On Thursday, LIFX published a press release that said the “moderate to severe vulnerabilities” discovered by LimitedResults were fixed in firmware and app updates released in late 2018. According to the company, users’ Wi-Fi credentials are now encrypted, security settings for accessing the bulb’s memory are now in place, and the private key is now encrypted.
A LIFX spokesperson told me in an email that the reason these precautions weren’t taken to begin with was due to concerns about the hardware security features.
“During the development phase our team understood that the encrypted storage feature may not have been ready for large scale use,” the spokesperson said. “Our oversight was not revisiting this to ensure the best solution was in place, which we have now corrected with firmware updates.”
Shoddy security on internet of things (IoT) devices is not uncommon in the industry. In fact, these sorts of problems are so widespread— from teddy bears that leak video to pressure cookers that leak your cell phone pictures—that they’ve even spawned a popular parody account, the Internet of Shit, which is dedicated to chronicling IoT blunders.

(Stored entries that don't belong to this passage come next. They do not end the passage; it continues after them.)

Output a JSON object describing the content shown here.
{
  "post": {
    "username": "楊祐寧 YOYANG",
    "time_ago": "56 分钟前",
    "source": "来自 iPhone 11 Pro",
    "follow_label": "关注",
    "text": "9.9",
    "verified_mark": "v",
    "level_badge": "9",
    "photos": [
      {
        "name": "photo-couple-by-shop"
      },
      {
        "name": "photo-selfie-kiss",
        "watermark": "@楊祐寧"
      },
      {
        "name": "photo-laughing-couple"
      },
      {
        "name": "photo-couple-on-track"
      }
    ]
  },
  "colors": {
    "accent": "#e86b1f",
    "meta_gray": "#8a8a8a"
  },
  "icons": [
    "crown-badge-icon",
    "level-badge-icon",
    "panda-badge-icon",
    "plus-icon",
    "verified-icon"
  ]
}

This isn’t the first time LIFX smart bulbs has been hacked. Back in 2014, British security researchers managed to access a private Wi-Fi network by hacking into a LIFX smart bulb.

LimitedResults told me that they that the problem with IoT security could be solved by more stringent regulation. In lieu of that, however, they said that these companies need to take responsibility for their own products and develop them with security in mind.
“It is not difficult to secure this data,” LimitedResults told me.